Vanaf hier gingen we vloeiend over in de volgende stelling: ‘ouderen zijn altijd negatief over ‘de jeugd van tegenwoordig’’. Kobo opende deze discussie verrassend met de woorden; ‘ouderen begrijpen ons niet, maar wij jongeren begrijpen onszelf ook niet’. Tiny en Frans gaven aan dat ouderen zich zorgen maken om de toekomst van de jongeren. Met alle veranderingen in de maatschappij zijn ze bezorgd over wat jongeren tegenwoordig wel niet allemaal moeten kunnen. Het wordt hun ook niet gemakkelijk gemaakt, er is veel keuze. Frans voegt wel nog een nuancering toe: ‘het somber zijn over de jeugd hoort eigenlijk ook bij het ouder worden’.
Frans en Tiny vertellen enthousiast over de verhouding tussen jong en oud toen zij zelf jong waren: ‘Wij (ouderen) hadden vroeger geen contact met ouderen. Er was toen al een gigantische generatiekloof. De kloof tussen jongeren en ouderen is dus niet alleen van deze tijd, deze kloof is er altijd al geweest. De kloof wordt in stand gehouden door het gebruik van woorden als ‘vroeger’, ‘toen ik jong was’ en meer van dat soort referenties naar de eigen tijd’. Kobo oppert dat opvoeding er ook mee te maken heeft. Ouders leren hun kinderen dat oude mensen niets meer kunnen, en dus vormen jongeren een beeld van ouderen als mensen die niets meer kunnen en willen. Iedereen is het erover eens dat over jongeren net zo goed veel negatieve verhalen en programma’s op TV zijn die hen op een verkeerde manier onder de aandacht brengen. Denk maar aan ‘Oh Oh Cherso’. Er zijn weinig ‘goede’ tieners op televisie te zien. Ilsa stelt dat zij hierdoor extra druk voelt om te bewijzen dat die er wel zijn. Ze voelt dat ze zich moet verdedigen door te vertellen dat ze wel de krant leest, veel studeert en ambities heeft.
‘Jongeren vinden dat ouderen saai zijn’, zo luidt onze derde en laatste stelling. Kobo deelt zijn opvatting dat doordat hij ouderen respecteert hij niet samen met hen op hetzelfde niveau staat. Er zijn veel dingen die hij niet in de buurt van ouderen zou doen. Hij zou bijvoorbeeld geen blowtje opsteken als hij bij de tramhalte naast een oudere staat, maar zou dat wel doen naast leeftijdsgenoten.

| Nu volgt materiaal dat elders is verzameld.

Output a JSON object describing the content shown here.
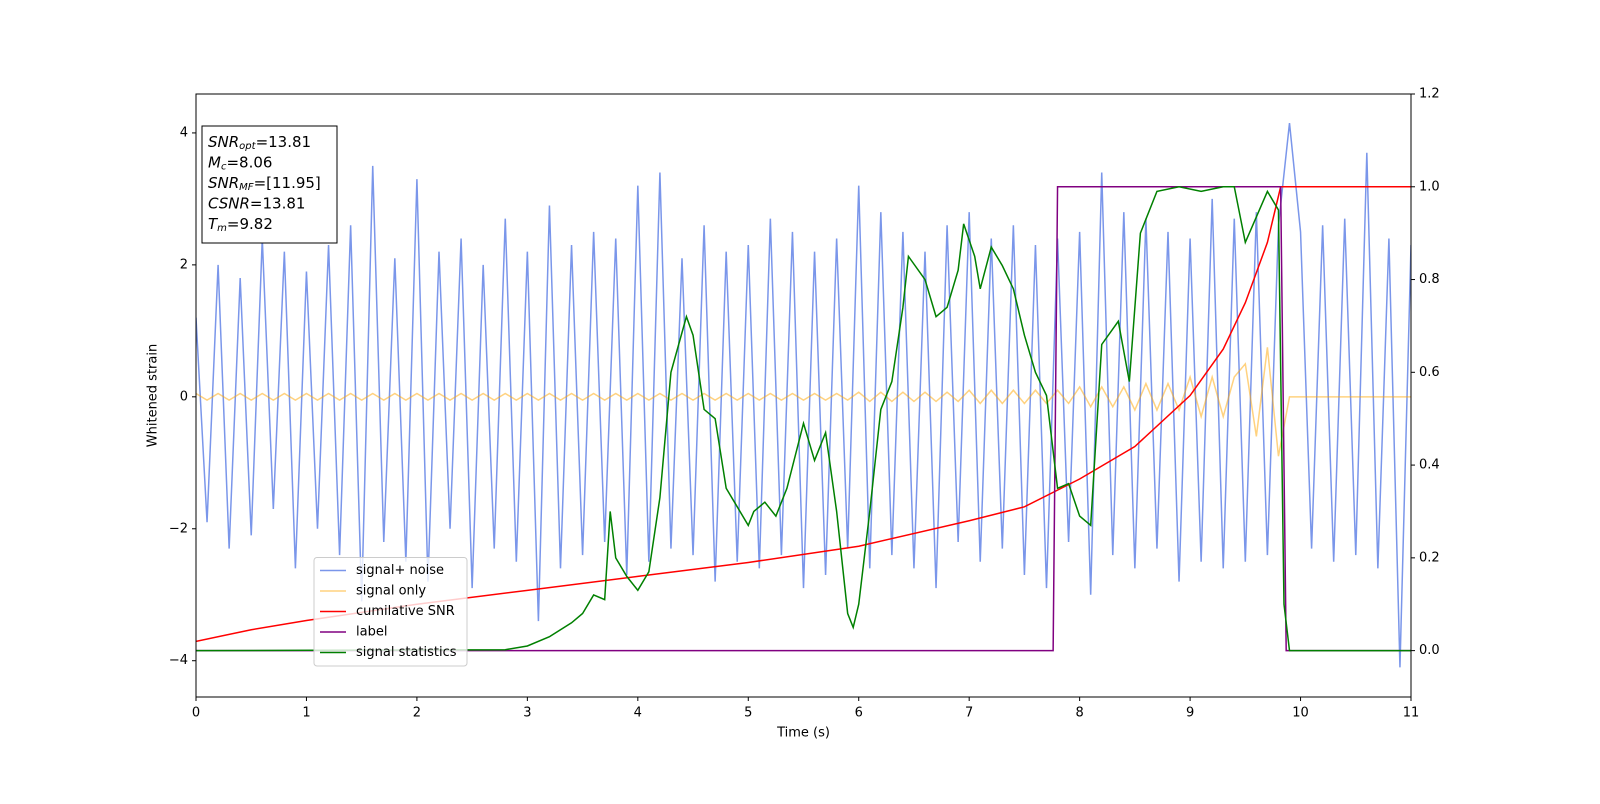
{
  "chart_data": {
    "type": "line",
    "xlabel": "Time (s)",
    "ylabel": "Whitened strain",
    "xlim": [
      0,
      11
    ],
    "xticks": [
      0,
      1,
      2,
      3,
      4,
      5,
      6,
      7,
      8,
      9,
      10,
      11
    ],
    "ylim": [
      -4.55,
      4.59
    ],
    "yticks": [
      {
        "value": -4,
        "label": "−4"
      },
      {
        "value": -2,
        "label": "−2"
      },
      0,
      2,
      4
    ],
    "y2lim": [
      -0.1,
      1.2
    ],
    "y2ticks": [
      {
        "value": 0,
        "label": "0.0"
      },
      0.2,
      0.4,
      0.6,
      0.8,
      {
        "value": 1,
        "label": "1.0"
      },
      1.2
    ],
    "legend": "lower left",
    "annotations": [
      {
        "base": "SNR",
        "sub": "opt",
        "rest": "=13.81"
      },
      {
        "base": "M",
        "sub": "c",
        "rest": "=8.06"
      },
      {
        "base": "SNR",
        "sub": "MF",
        "rest": "=[11.95]"
      },
      {
        "base": "CSNR",
        "rest": "=13.81"
      },
      {
        "base": "T",
        "sub": "m",
        "rest": "=9.82"
      }
    ],
    "series": [
      {
        "name": "signal+ noise",
        "color": "#4169e1",
        "alpha": 0.7,
        "x": [
          0,
          0.1,
          0.2,
          0.3,
          0.4,
          0.5,
          0.6,
          0.7,
          0.8,
          0.9,
          1,
          1.1,
          1.2,
          1.3,
          1.4,
          1.5,
          1.6,
          1.7,
          1.8,
          1.9,
          2,
          2.1,
          2.2,
          2.3,
          2.4,
          2.5,
          2.6,
          2.7,
          2.8,
          2.9,
          3,
          3.1,
          3.2,
          3.3,
          3.4,
          3.5,
          3.6,
          3.7,
          3.8,
          3.9,
          4,
          4.1,
          4.2,
          4.3,
          4.4,
          4.5,
          4.6,
          4.7,
          4.8,
          4.9,
          5,
          5.1,
          5.2,
          5.3,
          5.4,
          5.5,
          5.6,
          5.7,
          5.8,
          5.9,
          6,
          6.1,
          6.2,
          6.3,
          6.4,
          6.5,
          6.6,
          6.7,
          6.8,
          6.9,
          7,
          7.1,
          7.2,
          7.3,
          7.4,
          7.5,
          7.6,
          7.7,
          7.8,
          7.9,
          8,
          8.1,
          8.2,
          8.3,
          8.4,
          8.5,
          8.6,
          8.7,
          8.8,
          8.9,
          9,
          9.1,
          9.2,
          9.3,
          9.4,
          9.5,
          9.6,
          9.7,
          9.8,
          9.9,
          10,
          10.1,
          10.2,
          10.3,
          10.4,
          10.5,
          10.6,
          10.7,
          10.8,
          10.9,
          11
        ],
        "values": [
          1.2,
          -1.9,
          2.0,
          -2.3,
          1.8,
          -2.1,
          2.4,
          -1.7,
          2.2,
          -2.6,
          1.9,
          -2.0,
          2.3,
          -2.4,
          2.6,
          -3.1,
          3.5,
          -2.2,
          2.1,
          -2.5,
          3.3,
          -2.8,
          2.2,
          -2.0,
          2.4,
          -2.9,
          2.0,
          -2.3,
          2.7,
          -2.5,
          2.2,
          -3.4,
          2.9,
          -2.6,
          2.3,
          -2.4,
          2.5,
          -2.2,
          2.4,
          -2.7,
          3.2,
          -2.5,
          3.4,
          -2.3,
          2.1,
          -2.4,
          2.6,
          -2.8,
          2.2,
          -2.5,
          2.3,
          -2.6,
          2.7,
          -2.4,
          2.5,
          -2.9,
          2.2,
          -2.7,
          2.4,
          -2.3,
          3.2,
          -2.6,
          2.8,
          -2.4,
          2.5,
          -2.6,
          2.2,
          -2.9,
          2.6,
          -2.2,
          2.8,
          -2.5,
          2.4,
          -2.3,
          2.6,
          -2.7,
          2.3,
          -2.9,
          2.4,
          -2.2,
          2.5,
          -3.0,
          3.4,
          -2.4,
          2.8,
          -2.6,
          2.7,
          -2.3,
          2.5,
          -2.8,
          2.4,
          -2.5,
          3.0,
          -2.6,
          2.7,
          -2.5,
          2.8,
          -2.4,
          2.6,
          4.15,
          2.5,
          -2.3,
          2.6,
          -2.5,
          2.7,
          -2.4,
          3.7,
          -2.6,
          2.4,
          -4.1,
          2.3
        ]
      },
      {
        "name": "signal only",
        "color": "#ffa500",
        "alpha": 0.5,
        "x": [
          0,
          0.1,
          0.2,
          0.3,
          0.4,
          0.5,
          0.6,
          0.7,
          0.8,
          0.9,
          1,
          1.1,
          1.2,
          1.3,
          1.4,
          1.5,
          1.6,
          1.7,
          1.8,
          1.9,
          2,
          2.1,
          2.2,
          2.3,
          2.4,
          2.5,
          2.6,
          2.7,
          2.8,
          2.9,
          3,
          3.1,
          3.2,
          3.3,
          3.4,
          3.5,
          3.6,
          3.7,
          3.8,
          3.9,
          4,
          4.1,
          4.2,
          4.3,
          4.4,
          4.5,
          4.6,
          4.7,
          4.8,
          4.9,
          5,
          5.1,
          5.2,
          5.3,
          5.4,
          5.5,
          5.6,
          5.7,
          5.8,
          5.9,
          6,
          6.1,
          6.2,
          6.3,
          6.4,
          6.5,
          6.6,
          6.7,
          6.8,
          6.9,
          7,
          7.1,
          7.2,
          7.3,
          7.4,
          7.5,
          7.6,
          7.7,
          7.8,
          7.9,
          8,
          8.1,
          8.2,
          8.3,
          8.4,
          8.5,
          8.6,
          8.7,
          8.8,
          8.9,
          9,
          9.1,
          9.2,
          9.3,
          9.4,
          9.5,
          9.6,
          9.7,
          9.8,
          9.9,
          10,
          10.1,
          10.2,
          10.3,
          10.4,
          10.5,
          10.6,
          10.7,
          10.8,
          10.9,
          11
        ],
        "values": [
          0.05,
          -0.05,
          0.05,
          -0.05,
          0.05,
          -0.05,
          0.05,
          -0.05,
          0.05,
          -0.05,
          0.05,
          -0.05,
          0.05,
          -0.05,
          0.05,
          -0.05,
          0.05,
          -0.05,
          0.05,
          -0.05,
          0.05,
          -0.05,
          0.05,
          -0.05,
          0.05,
          -0.05,
          0.05,
          -0.05,
          0.05,
          -0.05,
          0.05,
          -0.05,
          0.05,
          -0.05,
          0.05,
          -0.05,
          0.05,
          -0.05,
          0.05,
          -0.05,
          0.05,
          -0.05,
          0.05,
          -0.05,
          0.05,
          -0.05,
          0.05,
          -0.05,
          0.05,
          -0.05,
          0.05,
          -0.05,
          0.05,
          -0.05,
          0.05,
          -0.05,
          0.05,
          -0.05,
          0.05,
          -0.05,
          0.07,
          -0.07,
          0.07,
          -0.07,
          0.07,
          -0.07,
          0.07,
          -0.07,
          0.07,
          -0.07,
          0.1,
          -0.1,
          0.1,
          -0.1,
          0.1,
          -0.1,
          0.1,
          -0.1,
          0.1,
          -0.1,
          0.15,
          -0.15,
          0.15,
          -0.15,
          0.15,
          -0.2,
          0.2,
          -0.2,
          0.2,
          -0.2,
          0.3,
          -0.3,
          0.3,
          -0.3,
          0.3,
          0.5,
          -0.6,
          0.75,
          -0.9,
          0,
          0,
          0,
          0,
          0,
          0,
          0,
          0,
          0,
          0,
          0,
          0
        ]
      },
      {
        "name": "cumilative SNR",
        "color": "#ff0000",
        "axis": "y2",
        "x": [
          0,
          0.5,
          1,
          2,
          3,
          4,
          5,
          6,
          7,
          7.5,
          8,
          8.5,
          9,
          9.3,
          9.5,
          9.7,
          9.82,
          11
        ],
        "values": [
          0.02,
          0.045,
          0.065,
          0.1,
          0.13,
          0.16,
          0.19,
          0.225,
          0.28,
          0.31,
          0.37,
          0.44,
          0.55,
          0.65,
          0.75,
          0.88,
          1.0,
          1.0
        ]
      },
      {
        "name": "label",
        "color": "#800080",
        "axis": "y2",
        "x": [
          0,
          7.76,
          7.8,
          9.82,
          9.87,
          11
        ],
        "values": [
          0,
          0,
          1,
          1,
          0,
          0
        ]
      },
      {
        "name": "signal statistics",
        "color": "#008000",
        "axis": "y2",
        "x": [
          0,
          2.8,
          3.0,
          3.2,
          3.4,
          3.5,
          3.6,
          3.7,
          3.75,
          3.8,
          3.9,
          4.0,
          4.1,
          4.2,
          4.3,
          4.44,
          4.5,
          4.6,
          4.7,
          4.8,
          4.9,
          5.0,
          5.05,
          5.15,
          5.25,
          5.35,
          5.5,
          5.6,
          5.7,
          5.8,
          5.9,
          5.95,
          6.0,
          6.1,
          6.2,
          6.3,
          6.4,
          6.45,
          6.6,
          6.7,
          6.8,
          6.9,
          6.95,
          7.05,
          7.1,
          7.2,
          7.3,
          7.4,
          7.5,
          7.6,
          7.7,
          7.8,
          7.9,
          8.0,
          8.1,
          8.2,
          8.35,
          8.45,
          8.55,
          8.7,
          8.9,
          9.1,
          9.3,
          9.4,
          9.5,
          9.7,
          9.8,
          9.85,
          9.9,
          11
        ],
        "values": [
          0,
          0.002,
          0.01,
          0.03,
          0.06,
          0.08,
          0.12,
          0.11,
          0.3,
          0.2,
          0.16,
          0.13,
          0.17,
          0.33,
          0.6,
          0.72,
          0.68,
          0.52,
          0.5,
          0.35,
          0.31,
          0.27,
          0.3,
          0.32,
          0.29,
          0.35,
          0.49,
          0.41,
          0.47,
          0.3,
          0.08,
          0.05,
          0.1,
          0.3,
          0.52,
          0.58,
          0.74,
          0.85,
          0.8,
          0.72,
          0.74,
          0.82,
          0.92,
          0.85,
          0.78,
          0.87,
          0.83,
          0.78,
          0.68,
          0.6,
          0.55,
          0.35,
          0.36,
          0.29,
          0.27,
          0.66,
          0.71,
          0.58,
          0.9,
          0.99,
          1.0,
          0.99,
          1.0,
          1.0,
          0.88,
          0.99,
          0.95,
          0.1,
          0.0,
          0
        ]
      }
    ]
  }
}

‘Jongeren vormen veelal hun beeld naar aanleiding van programma’s zoals omroep MAX’, legt Ilsa uit. ‘Ouderen zijn alleen, eenzaam, zitten in een verzorgingshuis en je ziet ze niet zoveel lachen.’ Dit klopt, in de media zijn er vooral twee beelden te zien: de Zwitserleven ouderen en de ouderen die niets meer kunnen. Geen van beiden zet een reëel beeld neer van de gemiddelde 75-plusser, die vaak nog heel actief is, zoals Tiny en Frans.
Na ruim twee uur met elkaar gesproken te hebben, hebben we het gesprek afgesloten. Tijdens de evaluatie gaf iedereen te kennen het heel leuk gevonden te hebben. Dit was te merken, want zelfs na het afsluiten bleef iedereen nog even hangen… Er moesten toch nog wat woorden van de lippen over dit onderwerp, er valt veel over te zeggen. Het enthousiasme dat is losgemaakt was ook te merken aan het feit dat we een aantal dagen na de bijeenkomst een bericht kregen van Tiny waarin ze nog wat aanvullingen had op wat er tijdens de bijeenkomst gezegd was en al onderwerpen aandroeg voor de volgende bijeenkomst.
Frans, Tiny, Kobo en Ilsa hebben ons verrast met nieuwe opvattingen en sommige van onze aannames zijn bevestigd. We hebben ervan genoten dat we zoveel van elkaar kunnen leren en kijken al uit naar de volgende bijeenkomst in juni!